GINA mode


The GINA mode allows you to open VPN connections before the Windows logon.

This function can, for example, create a secure connection to an access rights management server so that the user workstation access rights can be obtained before opening a user session.

When a tunnel is configured “in GINA mode”, the following two situations are possible:

  1. If the VPN Client is configured to start up in TrustedConnect mode (refer to section General), then the TrustedConnect Panel will be displayed on the Windows logon screen and the VPN Client tries to automatically connect to the trusted network.

  2. Otherwise, a window allowing you to open a tunnel that is similar to the Connection Panel will be displayed on the Windows logon screen. It allows you to open a VPN tunnel manually or automatically.

Configuring the GINA mode

Configuring the GINA mode for a VPN connection is done on the Automation tab of the relevant tunnel.

Refer to chapter Automation.

Using the GINA mode

When the VPN tunnel is configured in GINA mode, the window used to open GINA tunnels is displayed on the Windows logon screen. The tunnel will open automatically if it is configured accordingly.

A GINA-mode VPN tunnel can perfectly implement an EAP authentication (users must enter their login name and password) or a certificate-based authentication (users must enter the PIN code required to access the smart card).

Security considerations

A tunnel configured in GINA mode can be opened before Windows logon, i.e. by any user of the workstation. We therefore strongly recommend that you set up a strong authentication method that is certificate-based and, if possible, stored on a removable device.
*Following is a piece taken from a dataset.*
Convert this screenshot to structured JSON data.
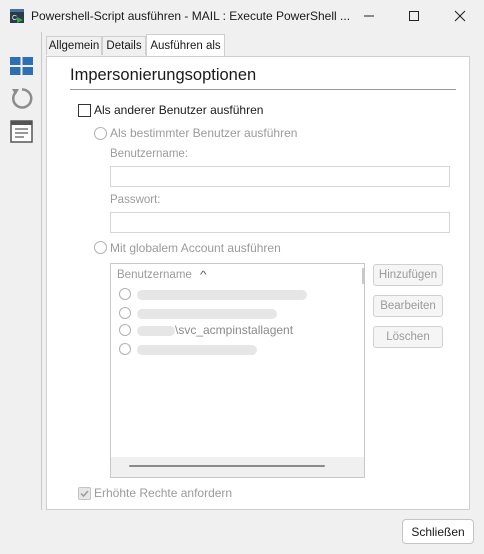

For the Automatically open this tunnel on traffic detection option to be operational after Windows logon, the Enable before Windows logon option must not be checked.

  • Limitation: Scripts and USB mode are not available for VPN tunnels configure in GINA mode.
  • A VPN tunnel configured with a certificate stored in the Windows Certificate Store will not work in GINA mode. The reason for this is that the GINA mode is run before a Windows user is identified (prior to opening any session). Therefore, the software cannot identify the user store to use in the Windows Certificate Store.